As some may have noticed, this blog also shows the RSS feed of the RibTools project.. commits comments say little but are certainly more frequent than blog posts.
Twitter to me also seems like version control commit comments. I sort of use it that way, makes sense. I also like the fact that unlike instant messengers it doesn't have to be instantaneous, so it's not as distracting (though it's public by default 8)
Anyway, as of the commit #123, RibRender supports Larrabee native instructions using the public native instructions prototype include file.
I use the LRB native instructions (LRBni) very much like SSE instructions.. in fact they are often interchangeable !
The key to a simple port was first writing this VecN class template that defines a statically-sized vector.
When compiling for SSE, VecN has a template specialization for size 4 (4 floats) and when compiling for LRBni, VecN has a specialization for 16 floats.
The math library also defines a VecSIMDf to be either 4-floats or 16-floats depending on what is "native".
The renderer/shader portion of the code then will simply use VecSIMDf, and process data in chunks of appropriate size.
A VecSIMDf is actually seen as a scalar, and a Vec3xSIMDf is what one would consider a 3D vector.
In fact, the shader has its types defined as such:
Right now I can just change a define and decide to compile either plain C++ (thought the compiler may add SSE instructions of its own), SSE or LRNni.
I did a few tests and, unsurprisingly, SSE is the fastest by far.

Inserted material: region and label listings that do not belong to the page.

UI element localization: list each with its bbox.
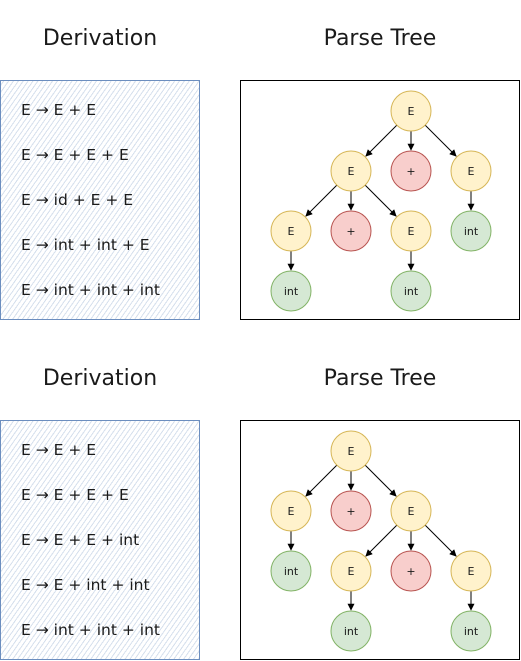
derives-arrow: → (35, 486, 49, 504)
tree-edge (365, 124, 398, 157)
step-lhs: E (21, 621, 31, 639)
step-lhs: E (21, 191, 31, 209)
tree-edge (305, 184, 338, 217)
derivation-box-1: E → E + E E → E + E + E E → id + E + E E… (0, 80, 200, 320)
tree-edge (424, 124, 457, 157)
tree-edge (424, 524, 457, 557)
derivation-step: E → E + E + E (21, 486, 129, 504)
derivation-step: E → E + int + int (21, 576, 150, 594)
derivation-step: E → E + E (21, 441, 96, 459)
node-label: + (346, 225, 355, 238)
step-lhs: E (21, 576, 31, 594)
derives-arrow: → (35, 531, 49, 549)
tree-edge (364, 184, 397, 217)
node-label: int (404, 285, 419, 298)
step-lhs: E (21, 441, 31, 459)
step-lhs: E (21, 236, 31, 254)
derives-arrow: → (35, 621, 49, 639)
derives-arrow: → (35, 281, 49, 299)
terminal-node: int (330, 610, 372, 652)
terminal-node: int (450, 610, 492, 652)
node-label: int (284, 285, 299, 298)
terminal-node: int (390, 270, 432, 312)
step-rhs: E + E + E (53, 146, 129, 164)
terminal-node: int (270, 550, 312, 592)
node-label: E (348, 445, 355, 458)
node-label: int (464, 225, 479, 238)
node-label: + (406, 165, 415, 178)
operator-node: + (390, 150, 432, 192)
step-rhs: int + int + int (53, 281, 160, 299)
step-rhs: E + E (53, 441, 97, 459)
step-lhs: E (21, 486, 31, 504)
step-lhs: E (21, 281, 31, 299)
node-label: int (344, 625, 359, 638)
step-rhs: E + E + int (53, 531, 140, 549)
nonterminal-node: E (450, 150, 492, 192)
nonterminal-node: E (270, 490, 312, 532)
derives-arrow: → (35, 101, 49, 119)
operator-node: + (330, 210, 372, 252)
node-label: E (468, 165, 475, 178)
node-label: + (406, 565, 415, 578)
terminal-node: int (270, 270, 312, 312)
nonterminal-node: E (330, 550, 372, 592)
step-lhs: E (21, 531, 31, 549)
node-label: E (408, 225, 415, 238)
derivation-step: E → E + E + E (21, 146, 129, 164)
node-label: E (348, 565, 355, 578)
node-label: E (408, 505, 415, 518)
operator-node: + (330, 490, 372, 532)
derives-arrow: → (35, 236, 49, 254)
derives-arrow: → (35, 441, 49, 459)
derivation-step: E → E + E (21, 101, 96, 119)
nonterminal-node: E (390, 210, 432, 252)
derivation-step: E → int + int + int (21, 621, 160, 639)
nonterminal-node: E (390, 490, 432, 532)
derivation-step: E → int + int + E (21, 236, 150, 254)
node-label: E (288, 225, 295, 238)
node-label: int (284, 565, 299, 578)
derivation-title-2: Derivation (42, 366, 158, 391)
derivation-step: E → E + E + int (21, 531, 139, 549)
node-label: E (348, 165, 355, 178)
node-label: E (408, 105, 415, 118)
tree-edge (305, 464, 338, 497)
nonterminal-node: E (270, 210, 312, 252)
step-lhs: E (21, 146, 31, 164)
derivation-step: E → int + int + int (21, 281, 160, 299)
node-label: + (346, 505, 355, 518)
node-label: E (288, 505, 295, 518)
step-rhs: int + int + E (53, 236, 150, 254)
nonterminal-node: E (330, 150, 372, 192)
operator-node: + (390, 550, 432, 592)
terminal-node: int (450, 210, 492, 252)
node-label: E (468, 565, 475, 578)
derivation-step: E → id + E + E (21, 191, 133, 209)
step-rhs: E + E + E (53, 486, 129, 504)
step-rhs: E + int + int (53, 576, 150, 594)
step-rhs: id + E + E (53, 191, 134, 209)
step-rhs: int + int + int (53, 621, 160, 639)
derives-arrow: → (35, 576, 49, 594)
derivation-title-1: Derivation (42, 26, 158, 51)
step-lhs: E (21, 101, 31, 119)
nonterminal-node: E (330, 430, 372, 472)
parse-tree-title-1: Parse Tree (323, 26, 437, 51)
tree-edge (364, 464, 397, 497)
step-rhs: E + E (53, 101, 97, 119)
nonterminal-node: E (390, 90, 432, 132)
parse-tree-title-2: Parse Tree (323, 366, 437, 391)
derivation-box-2: E → E + E E → E + E + E E → E + E + int … (0, 420, 200, 660)
tree-edge (365, 524, 398, 557)
node-label: int (464, 625, 479, 638)
derives-arrow: → (35, 191, 49, 209)
nonterminal-node: E (450, 550, 492, 592)
derives-arrow: → (35, 146, 49, 164)
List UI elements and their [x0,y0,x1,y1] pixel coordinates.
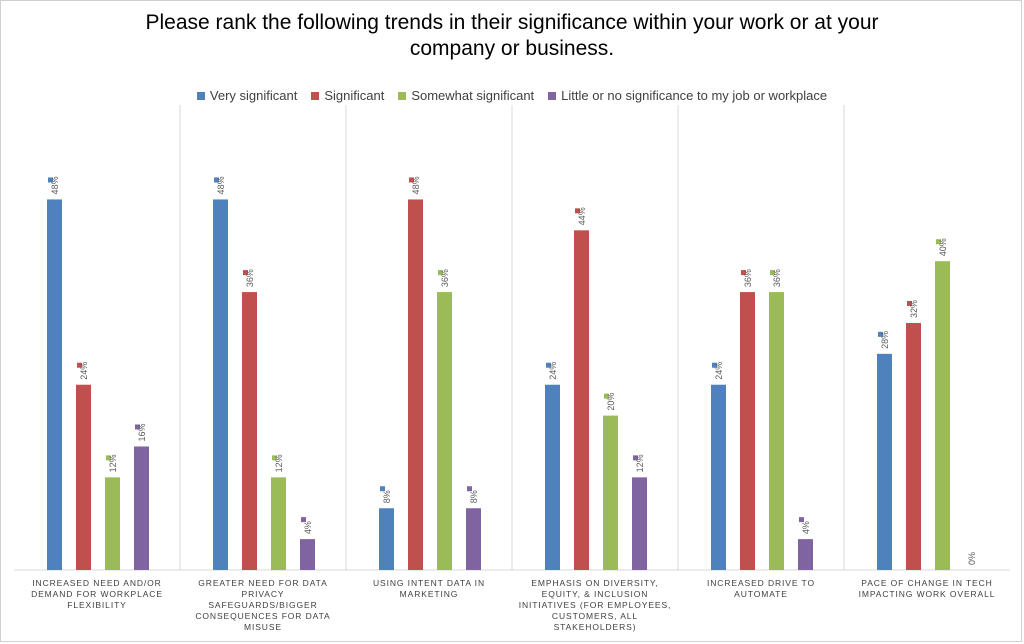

The test is rendering a teapot at full screen (1600x1200 minus my right side task bar), and here are the results.
|Test Type||Seconds||VecSIMDf Format|
|NO-SSE 1||8.51||plain float v|
|NO-SSE 4||7.735||plain float v|
|NO-SSE 16||11.845||plain float v|
|SSE||1.355||128 bit register|
|LRBni-SSE||21.705||512 bit reg (simulated with SSE)|
|LRBni-C code||25.045||512 bit reg (simulated with plain C++)|
..ummummm still more places can be optimized. But for now I should switch to work on light shaders.